The population of my patients that are the most concerned and worried about the approval of the ACA are my retired patients receiving Medicare benefits. This population of patients has worked for a great deal of their lives and they have paid into the system in the way of taxes and now they fear the cherished Medicare benefits they have worked so hard for will be in jeopardy. At the top of their concern would be the fact that our legislators plan to funnel approximately $500 billion from the Medicare system into the fund to provide relief for premiums of ACA beneficiaries. They are very concerned that their care will ultimately be rationed due to the fact that there will just not be enough physicians to care for the increased number of newly insured persons entering the healthcare system.
The next question I am most often asked is whether or not I will accept new patients that will have insurance plans provided by the ACA benefit. My consistent answer to my patients is that I plan to continue to offer services and care to my existing patients as I have for almost nine years. I do not plan to remove any patients from my existing panel of patients — period.
However, the logistical problem that our legislators have failed to grasp is that the large majority of physicians are already working as hard as we can to provide care to our existing patients. How are we to continue to provide the same high level of care to our existing patients and openly welcome new patients into our existing practice. Further, if the Medicare reimbursements to physicians are decreased, how are we to continue operating our practice and maintain vitality for the staff that I employ? This will result in physicians being reluctant to accept new Medicare patients. It will also result in physicians being reluctant to accept Medicaid patients whose care will be reimbursed at a fraction of what Medicare and commercial insurances are presently providing.

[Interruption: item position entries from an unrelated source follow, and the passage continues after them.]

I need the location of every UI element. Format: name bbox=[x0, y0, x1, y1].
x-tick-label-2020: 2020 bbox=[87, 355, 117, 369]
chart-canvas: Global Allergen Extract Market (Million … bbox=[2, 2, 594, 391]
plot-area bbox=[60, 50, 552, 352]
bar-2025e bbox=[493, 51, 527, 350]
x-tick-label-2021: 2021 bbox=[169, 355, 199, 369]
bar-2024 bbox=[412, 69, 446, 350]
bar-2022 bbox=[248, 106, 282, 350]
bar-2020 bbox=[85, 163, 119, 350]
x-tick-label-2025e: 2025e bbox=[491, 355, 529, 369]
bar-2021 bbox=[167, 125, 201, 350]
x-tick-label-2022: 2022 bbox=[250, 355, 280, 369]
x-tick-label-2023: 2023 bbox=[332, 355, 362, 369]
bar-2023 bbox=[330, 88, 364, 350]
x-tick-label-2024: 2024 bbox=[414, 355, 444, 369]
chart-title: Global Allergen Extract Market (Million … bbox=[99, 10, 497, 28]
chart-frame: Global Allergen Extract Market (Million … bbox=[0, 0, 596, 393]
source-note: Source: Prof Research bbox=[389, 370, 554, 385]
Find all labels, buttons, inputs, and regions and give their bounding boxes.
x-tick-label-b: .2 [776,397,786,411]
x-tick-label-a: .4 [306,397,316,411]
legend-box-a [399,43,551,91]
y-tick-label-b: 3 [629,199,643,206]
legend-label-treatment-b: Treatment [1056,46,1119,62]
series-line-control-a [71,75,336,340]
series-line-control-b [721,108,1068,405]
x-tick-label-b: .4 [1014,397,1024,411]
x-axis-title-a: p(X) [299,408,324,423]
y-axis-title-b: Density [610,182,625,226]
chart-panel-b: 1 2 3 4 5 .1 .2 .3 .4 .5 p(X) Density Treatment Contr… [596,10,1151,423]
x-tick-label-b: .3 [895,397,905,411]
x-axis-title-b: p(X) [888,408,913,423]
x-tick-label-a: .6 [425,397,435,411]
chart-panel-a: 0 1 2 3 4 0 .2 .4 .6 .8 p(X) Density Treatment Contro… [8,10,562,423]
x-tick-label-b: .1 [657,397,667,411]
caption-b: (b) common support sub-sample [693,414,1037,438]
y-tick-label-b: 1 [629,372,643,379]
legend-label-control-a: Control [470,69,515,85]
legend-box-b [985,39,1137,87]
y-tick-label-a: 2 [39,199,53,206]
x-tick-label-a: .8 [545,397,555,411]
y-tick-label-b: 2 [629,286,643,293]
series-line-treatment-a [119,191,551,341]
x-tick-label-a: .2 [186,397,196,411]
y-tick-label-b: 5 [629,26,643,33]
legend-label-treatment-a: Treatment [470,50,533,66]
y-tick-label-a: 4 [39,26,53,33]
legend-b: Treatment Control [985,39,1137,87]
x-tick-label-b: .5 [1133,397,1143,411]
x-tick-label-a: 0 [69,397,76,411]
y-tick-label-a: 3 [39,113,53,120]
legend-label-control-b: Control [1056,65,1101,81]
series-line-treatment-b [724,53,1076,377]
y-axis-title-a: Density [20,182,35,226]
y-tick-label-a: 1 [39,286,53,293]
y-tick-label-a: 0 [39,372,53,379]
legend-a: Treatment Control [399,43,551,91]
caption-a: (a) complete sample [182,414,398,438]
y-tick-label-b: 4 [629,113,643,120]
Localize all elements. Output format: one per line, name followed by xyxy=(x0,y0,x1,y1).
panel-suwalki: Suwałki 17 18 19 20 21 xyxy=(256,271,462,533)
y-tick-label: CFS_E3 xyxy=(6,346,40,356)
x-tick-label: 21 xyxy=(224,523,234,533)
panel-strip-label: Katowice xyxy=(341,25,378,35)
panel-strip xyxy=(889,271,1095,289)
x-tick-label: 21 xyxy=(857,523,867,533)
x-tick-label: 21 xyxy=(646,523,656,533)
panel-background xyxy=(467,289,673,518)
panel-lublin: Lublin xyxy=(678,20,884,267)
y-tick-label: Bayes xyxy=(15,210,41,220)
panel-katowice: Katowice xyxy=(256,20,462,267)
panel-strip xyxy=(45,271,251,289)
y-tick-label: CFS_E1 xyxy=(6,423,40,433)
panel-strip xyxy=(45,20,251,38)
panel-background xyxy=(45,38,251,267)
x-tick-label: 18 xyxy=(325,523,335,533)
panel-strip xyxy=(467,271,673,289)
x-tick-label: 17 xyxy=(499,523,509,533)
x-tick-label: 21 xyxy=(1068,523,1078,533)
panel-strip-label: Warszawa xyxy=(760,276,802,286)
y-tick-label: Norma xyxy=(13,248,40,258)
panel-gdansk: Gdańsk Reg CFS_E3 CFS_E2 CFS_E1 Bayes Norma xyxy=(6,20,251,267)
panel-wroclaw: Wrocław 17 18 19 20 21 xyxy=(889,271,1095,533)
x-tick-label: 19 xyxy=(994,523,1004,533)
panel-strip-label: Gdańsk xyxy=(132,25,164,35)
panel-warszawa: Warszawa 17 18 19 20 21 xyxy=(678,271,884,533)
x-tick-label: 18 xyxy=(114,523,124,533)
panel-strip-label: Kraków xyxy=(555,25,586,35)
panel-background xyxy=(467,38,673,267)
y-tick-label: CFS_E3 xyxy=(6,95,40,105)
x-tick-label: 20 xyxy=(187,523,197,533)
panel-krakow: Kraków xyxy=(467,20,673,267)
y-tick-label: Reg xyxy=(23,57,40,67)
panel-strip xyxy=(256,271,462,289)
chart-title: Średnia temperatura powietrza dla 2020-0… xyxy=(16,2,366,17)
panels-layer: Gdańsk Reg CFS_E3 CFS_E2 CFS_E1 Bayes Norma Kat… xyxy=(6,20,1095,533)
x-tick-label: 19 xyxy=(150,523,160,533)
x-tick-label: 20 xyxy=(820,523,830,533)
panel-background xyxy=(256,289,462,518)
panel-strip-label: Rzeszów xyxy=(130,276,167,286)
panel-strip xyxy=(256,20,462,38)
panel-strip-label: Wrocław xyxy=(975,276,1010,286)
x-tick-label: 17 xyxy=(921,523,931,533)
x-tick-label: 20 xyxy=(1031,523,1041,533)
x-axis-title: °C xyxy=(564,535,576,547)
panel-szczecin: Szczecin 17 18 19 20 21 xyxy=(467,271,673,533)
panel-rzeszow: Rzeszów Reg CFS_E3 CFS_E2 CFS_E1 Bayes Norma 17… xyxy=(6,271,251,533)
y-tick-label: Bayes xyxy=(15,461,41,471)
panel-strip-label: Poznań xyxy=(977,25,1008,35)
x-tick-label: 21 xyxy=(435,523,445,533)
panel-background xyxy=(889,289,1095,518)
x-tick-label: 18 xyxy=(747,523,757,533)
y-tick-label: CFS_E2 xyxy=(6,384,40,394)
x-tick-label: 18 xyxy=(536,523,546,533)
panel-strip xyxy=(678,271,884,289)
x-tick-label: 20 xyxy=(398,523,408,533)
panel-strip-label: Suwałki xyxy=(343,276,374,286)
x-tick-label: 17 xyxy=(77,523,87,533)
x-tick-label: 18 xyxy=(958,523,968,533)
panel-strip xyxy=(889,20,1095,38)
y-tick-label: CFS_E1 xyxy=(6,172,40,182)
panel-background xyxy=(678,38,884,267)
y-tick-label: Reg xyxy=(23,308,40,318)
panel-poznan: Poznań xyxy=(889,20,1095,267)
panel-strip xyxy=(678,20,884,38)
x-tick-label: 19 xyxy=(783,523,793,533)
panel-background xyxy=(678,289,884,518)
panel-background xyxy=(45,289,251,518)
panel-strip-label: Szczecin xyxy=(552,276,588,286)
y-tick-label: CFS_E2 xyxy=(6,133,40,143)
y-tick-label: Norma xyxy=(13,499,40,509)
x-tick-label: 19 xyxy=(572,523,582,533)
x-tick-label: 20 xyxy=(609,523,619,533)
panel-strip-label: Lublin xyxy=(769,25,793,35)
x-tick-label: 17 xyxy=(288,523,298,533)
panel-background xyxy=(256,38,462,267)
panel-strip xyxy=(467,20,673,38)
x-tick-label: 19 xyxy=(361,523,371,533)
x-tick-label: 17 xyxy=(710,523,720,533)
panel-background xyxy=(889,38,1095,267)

I fully understand that our healthcare system is in need of modification. The payment system under which we operate is flawed and does not adequately provide payment based on the quality of care. However, the tremendous scope of change that we will be forced to embrace as a result of the ACA will not improve patient care or the outcomes. I am thankful that I am not a legislator during times such as this. However, when change is being forced upon us, I can certainly say that it would have been very nice if our lawmakers would have solicited the input and contributions of those of us in the workforce prior to the enactment of such legislation.